GenderIT.org serves as feminist think tank and resource site, centering gender, sexuality, and internet rights with explicit Global South focus. Part of the Association for Progressive Communications Women’s Programme, it provides 17 Feminist Principles of the Internet covering access, freedom of expression, sexuality, privacy, and online violence. The site publishes multimedia content including articles, podcasts, videos, and comics through four annual thematic newsletters.
Practitioner innovators bridging grassroots and global
Linda Raftree’s Wait…What? has evolved into a leading voice on digital ethics, responsible data use, and AI governance in humanitarian and development contexts. Through Technology Salons convening senior practitioners and organizing the MERL Tech Conference, Raftree creates spaces for critical dialogue. Her work developing the Responsible Data Maturity Model with CARE provides concrete frameworks bridging theory and practice.
Patrick Meier’s iRevolutions focuses on humanitarian technology, crisis mapping, and emerging technologies for crisis response. Meier, internationally recognized as a digital humanitarian pioneer who co-founded Ushahidi’s crisis mapping efforts, is the author of “Digital Humanitarians: How Big Data is Changing the Face of Humanitarian Response”. His blog has received over 2 million hits and been cited by New York Times, Washington Post, CNN, BBC, The Economist, Nature, and other major outlets.

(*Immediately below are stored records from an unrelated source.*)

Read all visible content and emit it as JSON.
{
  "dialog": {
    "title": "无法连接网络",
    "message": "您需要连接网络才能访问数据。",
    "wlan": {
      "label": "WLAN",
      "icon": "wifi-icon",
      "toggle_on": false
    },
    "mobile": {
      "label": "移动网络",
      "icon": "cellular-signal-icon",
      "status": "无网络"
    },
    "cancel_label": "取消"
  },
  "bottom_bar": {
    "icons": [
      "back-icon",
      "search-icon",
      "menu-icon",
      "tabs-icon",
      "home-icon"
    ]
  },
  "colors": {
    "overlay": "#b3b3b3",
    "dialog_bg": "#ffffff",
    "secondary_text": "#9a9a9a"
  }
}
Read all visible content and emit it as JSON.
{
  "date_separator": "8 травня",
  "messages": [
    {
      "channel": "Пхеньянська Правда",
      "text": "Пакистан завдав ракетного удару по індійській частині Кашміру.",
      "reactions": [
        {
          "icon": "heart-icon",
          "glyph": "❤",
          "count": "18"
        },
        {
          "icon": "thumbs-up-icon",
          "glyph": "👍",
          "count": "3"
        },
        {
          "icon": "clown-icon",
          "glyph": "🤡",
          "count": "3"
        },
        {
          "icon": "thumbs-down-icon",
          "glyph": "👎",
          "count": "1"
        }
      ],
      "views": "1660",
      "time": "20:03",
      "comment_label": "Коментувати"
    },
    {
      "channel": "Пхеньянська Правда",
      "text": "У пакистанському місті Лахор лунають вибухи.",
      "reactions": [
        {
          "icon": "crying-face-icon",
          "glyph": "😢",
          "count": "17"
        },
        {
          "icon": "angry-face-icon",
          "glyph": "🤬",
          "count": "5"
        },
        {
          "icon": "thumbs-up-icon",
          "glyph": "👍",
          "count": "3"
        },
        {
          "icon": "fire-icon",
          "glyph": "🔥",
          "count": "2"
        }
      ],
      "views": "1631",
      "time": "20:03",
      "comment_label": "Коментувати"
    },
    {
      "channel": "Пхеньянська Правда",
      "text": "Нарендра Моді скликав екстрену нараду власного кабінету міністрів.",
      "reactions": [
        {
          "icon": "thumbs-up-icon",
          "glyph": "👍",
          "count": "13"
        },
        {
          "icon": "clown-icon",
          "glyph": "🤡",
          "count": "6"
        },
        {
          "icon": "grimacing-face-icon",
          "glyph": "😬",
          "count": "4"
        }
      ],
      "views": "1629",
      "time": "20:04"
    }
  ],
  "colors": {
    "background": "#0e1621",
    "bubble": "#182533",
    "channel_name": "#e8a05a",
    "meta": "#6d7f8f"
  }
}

Ken Banks’ Kiwanja represents practitioner wisdom from ICT4D’s pioneer generation. Creator of FrontlineSMS, one of the most influential mobile messaging platforms for development, Banks brings 25+ years implementing grassroots technology projects. After a six-year hiatus while working at Yoti, the blog reopened in May 2024 as Banks launched social impact coaching services and his “Apathy to Action” project combining Buddhist thinking with global activism.
Specialist voices providing deep domain expertise
Steve Song’s Many Possibilities stands as THE authoritative source for African telecommunications infrastructure analysis. Song maintains the most comprehensive publicly available maps of undersea and terrestrial fiber optic infrastructure in Africa—continuously updated since 2009 (now Version 57). His annual reviews provide unmatched historical perspective, containing links to over 500 articles covering the year’s developments.

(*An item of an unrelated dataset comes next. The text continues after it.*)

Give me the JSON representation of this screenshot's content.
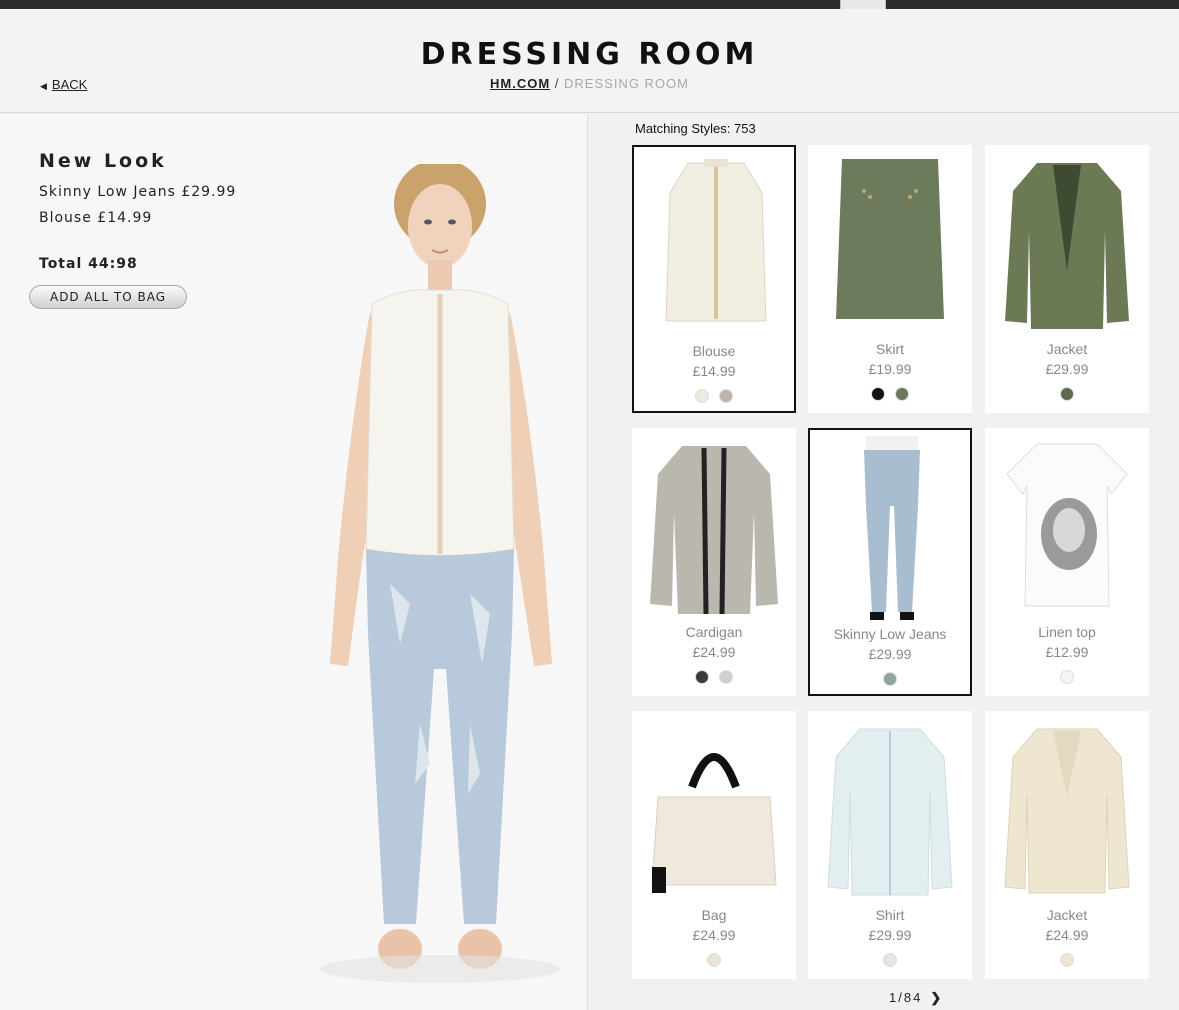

Christian Kreutz’s Crisscrossed combines consultancy expertise with critical analysis, offering technical depth from someone implementing digital government projects across Africa and Asia for KfW Development Bank, UNDP, GIZ, World Bank, and German municipalities. The blog provides comparative global analysis while curating extensive resources on digital transformation principles, standards, and frameworks.
David Girling’s Social Media for Development examines the intersection of social media and international development with academic rigor and practitioner focus. As Associate Professor and Director of Research Communication at University of East Anglia, Girling brings 25+ years marketing and communications experience to analysis of NGO social media strategy, ethical storytelling, and political processes in developing countries.
Foundational voices documenting movements
Emeka Okafor’s Timbuktu Chronicles, while less active recently, remains influential for establishing frameworks for authentic African innovation discourse. Okafor brought global attention to African innovators before it became mainstream. He helped launch careers of innovators like William Kamkwamba (“The Boy Who Harnessed the Wind”), showcasing paradigm-breaking technologies when the global tech community largely ignored the continent.